The 2000 ICSI/IHI Colloquium on Clinical Quality Improvement: "Cultivating Quality--Growing and Nurturing Clinical Quality Improvement in Health Care".
- PubMed: 10983296
BACKGROUND: Almost 300 people attended the 2000 ICSI/IHI Colloquium on Clinical Quality Improvement, "Cultivating Quality-Growing and Nurturing Clinical Quality Improvement in Health Care," May 11-12, 2000, in St Paul. Sponsored by the Institute for Clinical Systems Improvement (ICSI) and the Institute for Healthcare Improvement (IHI), the annual event featured three keynote speakers-David M. Lawrence, MD (Kaiser Foundation Health Plan, Inc, and Kaiser Foundation Hospitals, Oakland, Calif): Martin P. Eccles, MD (University of Newcastle-upon-Tyne, England); and Maureen Bisognano (IHI). PATIENT SAFETY AND THE U.S. HEALTH CARE SYSTEM: David M. Lawrence, MD, said medicine is trying to use new technologies and meet consumer expectations with a delivery system-a "chassis"-that was designed for another time and a different science. He also described the four chassis stages in medicine. GETTING EVIDENCE INTO PRACTICE: Martin P. Eccles, MD, presented a researcher's view of the reasons evidence is not used in daily practice, a range of strategies for promoting its use, and the strengths and shortcomings of this evidence base.
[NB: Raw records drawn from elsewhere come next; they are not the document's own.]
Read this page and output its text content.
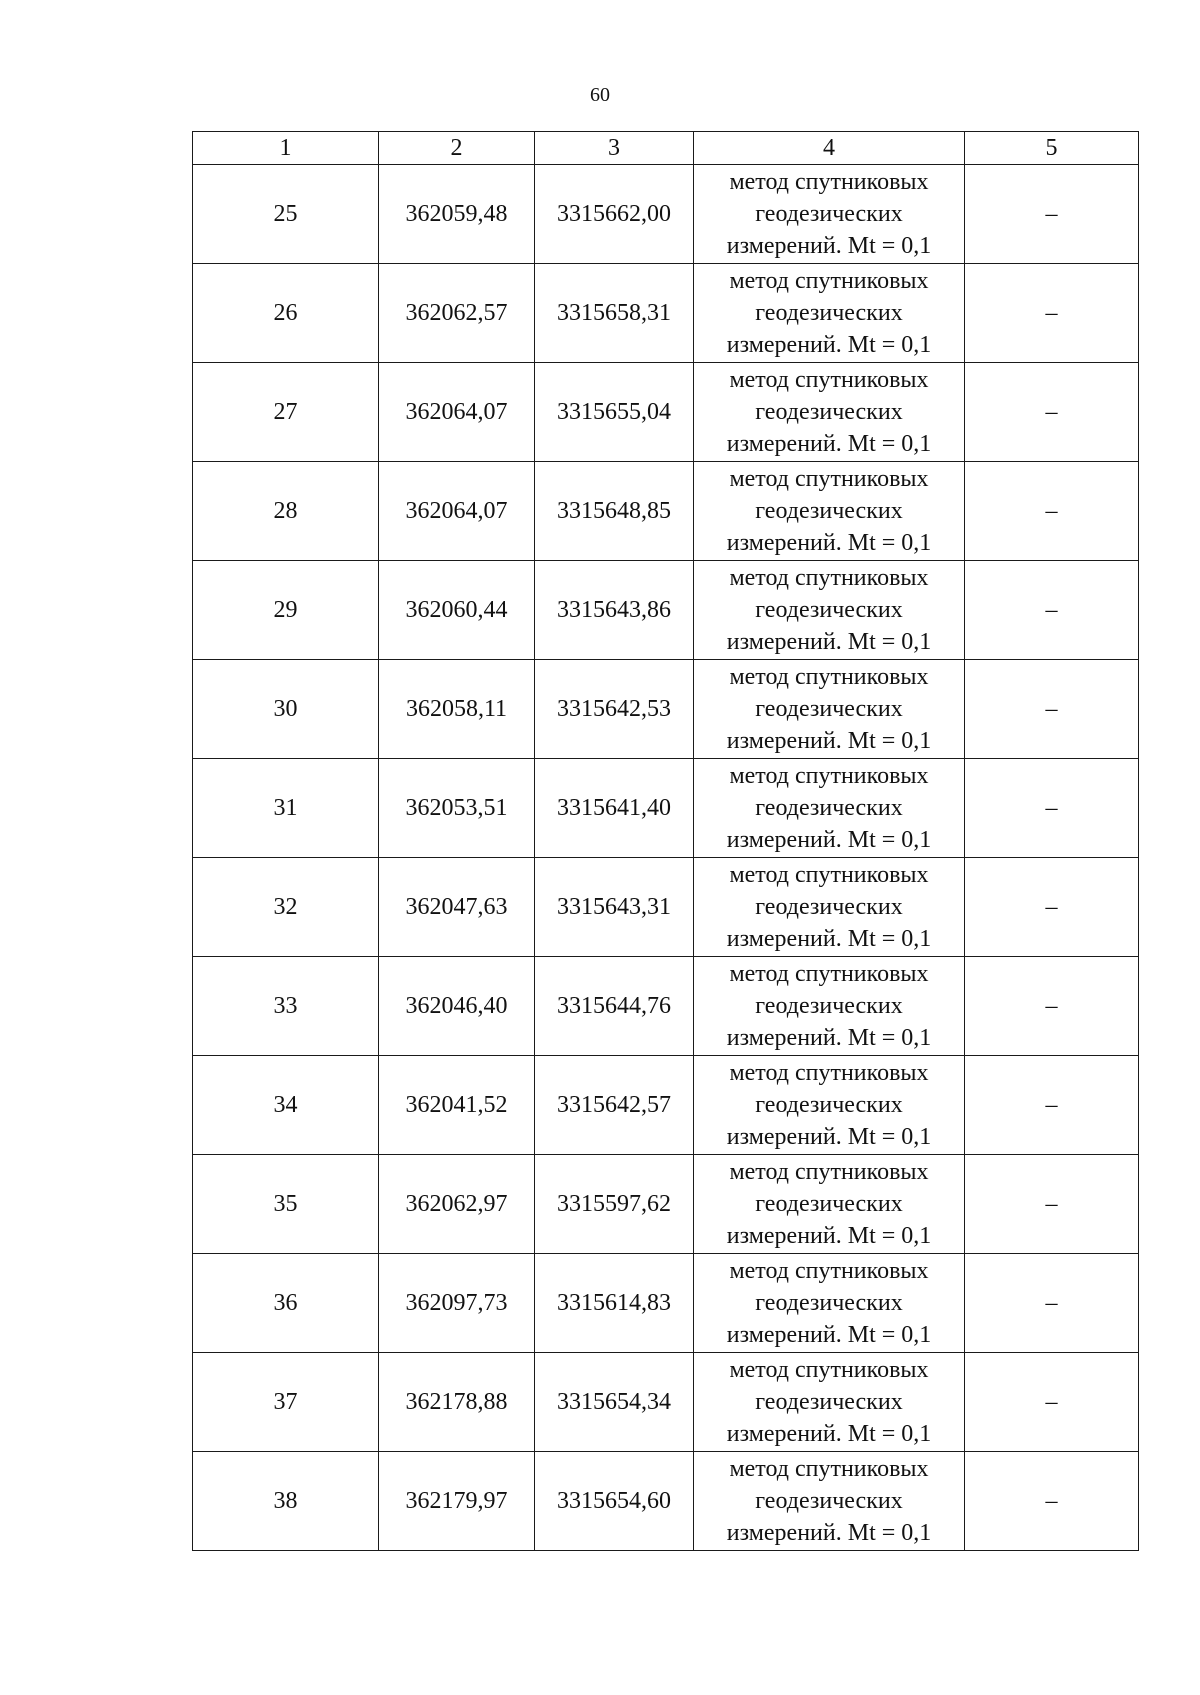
60
1	2	3	4	5
25	362059,48	3315662,00	метод спутниковых
геодезических
измерений. Mt = 0,1	–
26	362062,57	3315658,31	метод спутниковых
геодезических
измерений. Mt = 0,1	–
27	362064,07	3315655,04	метод спутниковых
геодезических
измерений. Mt = 0,1	–
28	362064,07	3315648,85	метод спутниковых
геодезических
измерений. Mt = 0,1	–
29	362060,44	3315643,86	метод спутниковых
геодезических
измерений. Mt = 0,1	–
30	362058,11	3315642,53	метод спутниковых
геодезических
измерений. Mt = 0,1	–
31	362053,51	3315641,40	метод спутниковых
геодезических
измерений. Mt = 0,1	–
32	362047,63	3315643,31	метод спутниковых
геодезических
измерений. Mt = 0,1	–
33	362046,40	3315644,76	метод спутниковых
геодезических
измерений. Mt = 0,1	–
34	362041,52	3315642,57	метод спутниковых
геодезических
измерений. Mt = 0,1	–
35	362062,97	3315597,62	метод спутниковых
геодезических
измерений. Mt = 0,1	–
36	362097,73	3315614,83	метод спутниковых
геодезических
измерений. Mt = 0,1	–
37	362178,88	3315654,34	метод спутниковых
геодезических
измерений. Mt = 0,1	–
38	362179,97	3315654,60	метод спутниковых
геодезических
измерений. Mt = 0,1	–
He discussed three areas of evidence-clinical strategies, behavior change strategies-and systems for delivering these strategies-and how they can be used for implementation of practice changes. INNOVATIONS IN INTERACTION: GETTING CLOSER TO OUR PATIENTS: Maureen Bisognano outlined three methods that should be in every health care provider's improvement portfolio: reducing the defects a patient experiences, eliminating costs, and pursuing innovation. Focusing on defects and waste reduction will free up funds for innovation. It is the responsibility of leaders to push for innovation on behalf of patients, or patients will take their business elsewhere.